Экран снова вспыхивает. Блондинка извиняется за то, что заставила ждать, и говорит, что завтра к тебе лично приедут сотрудники «Феликса» и все проверят на месте. Но когда наступает утро и ты открываешь дверь, на пороге стоят правительственные агенты и говорят, что ты должен проследовать с ними.
– Вот тебе и еще один шаг по мосту Чинват, – говорит Майк. – Еще один шаг.
Глава вторая
Закон – нечто духовное, я же – смертный. Я был продан в рабство греху. Я не ведаю, что делаю, вернее, я делаю то, что сам же ненавижу. И если я творю то, чего сам не желаю, то значит, я согласен с законом о том, что он добр. Но на самом деле не я все это делаю, а грех, живущий во мне. Да, я знаю, что добро не живет во мне, в моей грешной природе. Желание совершать праведные поступки всегда со мной, но я не совершаю эти поступки. Ибо не творю я добро, как мне бы хотелось, но вместо того я творю то самое зло, которое не хочу совершать.

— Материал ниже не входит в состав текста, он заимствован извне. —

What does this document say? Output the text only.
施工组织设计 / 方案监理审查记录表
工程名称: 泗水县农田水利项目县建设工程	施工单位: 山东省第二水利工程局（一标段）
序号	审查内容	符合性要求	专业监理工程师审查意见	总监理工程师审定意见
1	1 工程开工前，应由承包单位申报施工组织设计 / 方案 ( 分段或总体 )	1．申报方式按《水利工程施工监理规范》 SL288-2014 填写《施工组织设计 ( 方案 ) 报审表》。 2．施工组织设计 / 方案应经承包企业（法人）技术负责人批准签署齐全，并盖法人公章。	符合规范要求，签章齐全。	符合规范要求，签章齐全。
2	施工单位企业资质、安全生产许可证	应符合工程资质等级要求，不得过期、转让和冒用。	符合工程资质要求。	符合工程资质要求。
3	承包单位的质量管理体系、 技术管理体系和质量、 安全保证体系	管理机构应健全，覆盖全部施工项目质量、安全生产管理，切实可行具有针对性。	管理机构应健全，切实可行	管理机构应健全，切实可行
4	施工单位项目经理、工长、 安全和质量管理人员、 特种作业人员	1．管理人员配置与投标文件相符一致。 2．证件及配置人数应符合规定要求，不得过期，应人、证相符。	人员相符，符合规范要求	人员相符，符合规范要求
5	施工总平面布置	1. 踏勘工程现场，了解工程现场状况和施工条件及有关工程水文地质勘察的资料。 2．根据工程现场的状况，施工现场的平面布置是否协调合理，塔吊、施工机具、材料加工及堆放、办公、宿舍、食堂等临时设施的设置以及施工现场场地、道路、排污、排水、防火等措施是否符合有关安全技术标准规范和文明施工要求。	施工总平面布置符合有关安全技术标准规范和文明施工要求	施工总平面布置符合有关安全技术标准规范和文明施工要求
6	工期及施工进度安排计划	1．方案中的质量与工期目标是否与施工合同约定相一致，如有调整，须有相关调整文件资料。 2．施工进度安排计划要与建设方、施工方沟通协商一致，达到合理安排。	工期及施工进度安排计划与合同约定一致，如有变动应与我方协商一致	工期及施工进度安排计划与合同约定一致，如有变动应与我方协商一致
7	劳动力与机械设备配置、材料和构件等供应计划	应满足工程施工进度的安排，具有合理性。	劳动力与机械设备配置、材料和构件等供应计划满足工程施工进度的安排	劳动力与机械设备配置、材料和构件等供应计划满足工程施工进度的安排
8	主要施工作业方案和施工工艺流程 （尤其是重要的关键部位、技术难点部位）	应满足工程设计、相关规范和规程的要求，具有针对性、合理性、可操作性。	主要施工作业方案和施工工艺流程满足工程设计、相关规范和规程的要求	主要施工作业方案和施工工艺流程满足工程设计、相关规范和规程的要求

Послание к римлянам 14–19Агент Хэнзард показывает тебе фотографию азиатки и говорит, что ее зовут Миранда Чжунг.
– Так значит, она существует? – спрашиваешь ты.
– Что значит, существует? – спрашивает агент.
Ты пожимаешь плечами и говоришь, что, когда встречался с азиаткой в квартире Шмидта, она дала тебе свою визитку, но, когда ты позвонил по указанному номеру, мужчина ответил, что не знает никаких азиаток.
– Как выглядел этот мужчина? – спрашивает агент.
– Не помню, – говоришь ты.
– Что вы делали в квартире Шмидта?
– Искал Диану. Это копир, который принадлежит моей сестре…
– Мы знаем, кто такая Диана.
– Вот как?
– Вы знали, что Шмидт в розыске?
– Нет.
– Вы знали, что Миранда Чжунг в розыске?
– Нет.
– Как вы познакомились со Шмидтом?
– Он приехал ко мне.
– Почему?
– Потому что его шарманка начала писать обо мне.
– Почему?
– Не знаю, я не создавал этих машин.
– Ваша шарманка принадлежала вашей матери и досталась вам после ее смерти, когда вы вернулись с фронта?
– Да.
– Почему вы записались добровольцем, прибавив себе лишний год?
– Тогда это мало кого волновало.
– Что вы хотели доказать этим поступком?
– Ничего.
– Вам нравилось убивать?
– Лишь тех, кто по другую сторону.
– У вас есть награды?
– Я никогда не хотел быть героем.
– Почему по окончании войны вы не остались в армии?
– Потому что война закончилась.
– Значит, вы служили лишь потому, что была война?
– Да.
– Что вы можете сказать об офицерах?
– Ничего.
– Ничего хорошего или ничего плохого?
– Просто ничего.
– Вы поддерживаете отношения с сослуживцами?
– Они все погибли.
– Вы обвиняете себя в их смерти?
– Нет.
– Они могли бы обвинить в своей смерти вас?
– Это война.
– Вас никогда не посещали мысли о суициде?
– Нет.
– Почему же тогда вы посещаете психоаналитика?
– Потому что это оплачивает правительство.
– Вы когда-нибудь употребляли наркотики?
– Да.
– Вы считаете себя наркоманом?
– Нет.
– Вы считаете, что легализация наркотиков – это плохо?